Stephanie earned her bachelor’s degree in Biochemistry and Molecular Biology from the University of Massachusetts, Amherst, where she researched the economics of the Clean Water Act under Dr. Paul Kolkoswki. After graduating, she worked as a Data Specialist at Dana-Farber Cancer Institute in the Lank Center for Genitourinary Oncology, managing the Bladder Cancer Translational Research Center under Joaquim Bellmunt. During this time, she performed clinical and translational research, being the first to identify the relationship between the expression of PD-L1, an immune checkpoint marker, and overall survival in metastatic bladder cancer, helping to pave the way for using immunotherapy in bladder cancer.

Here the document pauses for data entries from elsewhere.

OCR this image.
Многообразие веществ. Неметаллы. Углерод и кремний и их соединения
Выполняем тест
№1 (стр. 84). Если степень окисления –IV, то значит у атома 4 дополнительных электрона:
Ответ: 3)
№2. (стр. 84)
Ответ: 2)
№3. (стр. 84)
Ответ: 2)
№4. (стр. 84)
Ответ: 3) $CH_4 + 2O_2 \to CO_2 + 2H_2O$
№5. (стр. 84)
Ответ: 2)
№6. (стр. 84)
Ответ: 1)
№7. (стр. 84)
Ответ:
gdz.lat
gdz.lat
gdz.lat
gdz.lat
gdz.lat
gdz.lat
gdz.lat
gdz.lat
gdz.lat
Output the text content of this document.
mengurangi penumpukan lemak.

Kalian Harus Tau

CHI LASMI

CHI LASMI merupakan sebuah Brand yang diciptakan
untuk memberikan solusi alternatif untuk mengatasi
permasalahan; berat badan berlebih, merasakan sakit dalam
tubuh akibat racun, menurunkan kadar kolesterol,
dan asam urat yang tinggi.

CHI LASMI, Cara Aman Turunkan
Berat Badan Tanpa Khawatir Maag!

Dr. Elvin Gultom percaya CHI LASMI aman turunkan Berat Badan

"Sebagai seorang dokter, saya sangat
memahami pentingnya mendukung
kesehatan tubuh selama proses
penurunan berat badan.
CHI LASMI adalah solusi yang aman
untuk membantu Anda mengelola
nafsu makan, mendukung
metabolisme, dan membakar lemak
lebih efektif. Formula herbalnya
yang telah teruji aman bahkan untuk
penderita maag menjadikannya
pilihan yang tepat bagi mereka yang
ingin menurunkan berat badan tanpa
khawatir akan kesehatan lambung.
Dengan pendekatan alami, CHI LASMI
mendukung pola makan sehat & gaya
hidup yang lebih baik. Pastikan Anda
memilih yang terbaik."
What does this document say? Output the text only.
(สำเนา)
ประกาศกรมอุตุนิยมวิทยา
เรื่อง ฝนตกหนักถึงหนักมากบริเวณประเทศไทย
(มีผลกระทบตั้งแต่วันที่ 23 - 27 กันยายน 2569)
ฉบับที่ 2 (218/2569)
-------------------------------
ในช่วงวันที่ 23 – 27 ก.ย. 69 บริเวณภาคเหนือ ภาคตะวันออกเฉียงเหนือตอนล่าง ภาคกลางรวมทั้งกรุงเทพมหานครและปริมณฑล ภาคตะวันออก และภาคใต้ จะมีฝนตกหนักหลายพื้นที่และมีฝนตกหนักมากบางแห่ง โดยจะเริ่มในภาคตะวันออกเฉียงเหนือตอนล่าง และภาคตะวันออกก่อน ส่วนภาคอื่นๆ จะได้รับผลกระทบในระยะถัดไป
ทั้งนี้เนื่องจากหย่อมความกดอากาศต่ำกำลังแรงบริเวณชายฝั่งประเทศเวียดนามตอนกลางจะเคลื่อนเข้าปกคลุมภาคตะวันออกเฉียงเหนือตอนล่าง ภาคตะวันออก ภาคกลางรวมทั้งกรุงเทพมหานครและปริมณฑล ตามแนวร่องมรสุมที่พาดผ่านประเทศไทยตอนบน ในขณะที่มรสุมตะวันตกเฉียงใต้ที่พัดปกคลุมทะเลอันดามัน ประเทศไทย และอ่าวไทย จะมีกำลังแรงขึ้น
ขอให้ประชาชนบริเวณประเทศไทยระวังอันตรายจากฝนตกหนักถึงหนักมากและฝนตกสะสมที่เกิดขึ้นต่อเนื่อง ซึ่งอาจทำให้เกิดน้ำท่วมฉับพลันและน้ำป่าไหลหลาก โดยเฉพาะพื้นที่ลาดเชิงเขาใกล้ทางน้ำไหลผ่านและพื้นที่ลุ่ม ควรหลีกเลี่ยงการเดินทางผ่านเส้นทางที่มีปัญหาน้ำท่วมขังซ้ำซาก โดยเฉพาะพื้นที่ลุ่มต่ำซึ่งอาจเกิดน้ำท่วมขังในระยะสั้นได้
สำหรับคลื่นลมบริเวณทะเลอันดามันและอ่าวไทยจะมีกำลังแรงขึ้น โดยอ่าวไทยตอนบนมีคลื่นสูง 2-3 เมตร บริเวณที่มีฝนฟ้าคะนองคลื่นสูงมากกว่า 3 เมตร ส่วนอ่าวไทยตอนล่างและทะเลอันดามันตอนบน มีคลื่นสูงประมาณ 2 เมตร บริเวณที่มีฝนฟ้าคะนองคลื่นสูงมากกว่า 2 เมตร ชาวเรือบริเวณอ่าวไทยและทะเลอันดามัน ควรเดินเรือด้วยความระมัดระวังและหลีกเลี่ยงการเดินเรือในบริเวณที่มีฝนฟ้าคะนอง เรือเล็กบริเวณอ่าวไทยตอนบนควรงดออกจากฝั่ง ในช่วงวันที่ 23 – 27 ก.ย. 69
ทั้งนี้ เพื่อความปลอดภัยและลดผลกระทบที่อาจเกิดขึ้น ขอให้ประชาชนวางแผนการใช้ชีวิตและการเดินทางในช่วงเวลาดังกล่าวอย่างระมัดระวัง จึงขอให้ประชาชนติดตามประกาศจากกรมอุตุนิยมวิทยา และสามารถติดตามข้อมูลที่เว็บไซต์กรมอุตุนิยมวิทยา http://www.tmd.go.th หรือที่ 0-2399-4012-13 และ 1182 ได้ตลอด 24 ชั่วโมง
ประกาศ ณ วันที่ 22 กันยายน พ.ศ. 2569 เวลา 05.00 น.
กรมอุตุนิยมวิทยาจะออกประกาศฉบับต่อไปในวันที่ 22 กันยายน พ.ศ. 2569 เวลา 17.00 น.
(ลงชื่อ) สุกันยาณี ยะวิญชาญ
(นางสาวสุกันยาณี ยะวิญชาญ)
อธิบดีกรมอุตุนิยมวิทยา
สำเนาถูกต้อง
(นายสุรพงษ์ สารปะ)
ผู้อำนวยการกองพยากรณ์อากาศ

Subsequently, Stephanie worked as a computational biologist at the Dana-Farber Cancer Institute and the Broad Institute of MIT and Harvard, working in Eli Van Allen’s lab. There, she developed algorithms utilizing high-throughput genomics data to assess responses to oncology treatments and survival. She led the largest study of prostate cancer exomes, identifying new genes and pathways commonly mutated in prostate cancer. Additionally, she helped identify genetic biomarkers for immunotherapy, targeted therapy, and chemotherapy.

In 2018, Stephanie began her graduate career in the Biophysics program at UCSF, working in James Fraser’s lab. She developed computational tools to automatically construct conformational ensembles from X-ray crystallography and cryo-EM data, extracting low-populated but biologically important states of macromolecules. Leveraging structural bioinformatics, she uncovered the spatial redistribution of entropy in ligand binding. Her graduate studies were supported by fellowships from NSF, UCSF Discovery Fellows Program, and the UCSF Antiviral Drug Discovery Program. Her work has been recognized through many awards, including D.E. Shaw Computational Chemistry Fellowship, Intersections Science Fellowship, UCSF Mentorship Award, and Penn Rising Stars in Biophysics and Biochemistry.

In 2024, Stephanie opened her lab at Vanderbilt University in the Molecular Physiology and Biophysics Department, Center for AI in Protein Dynamics, and Center for Structural Biology. She is also a faculty member of the Biochemistry and Computer Science Departments. Learn more about our current research here.

Outside of the lab, you are most likely to find Stephanie running on the road or trail!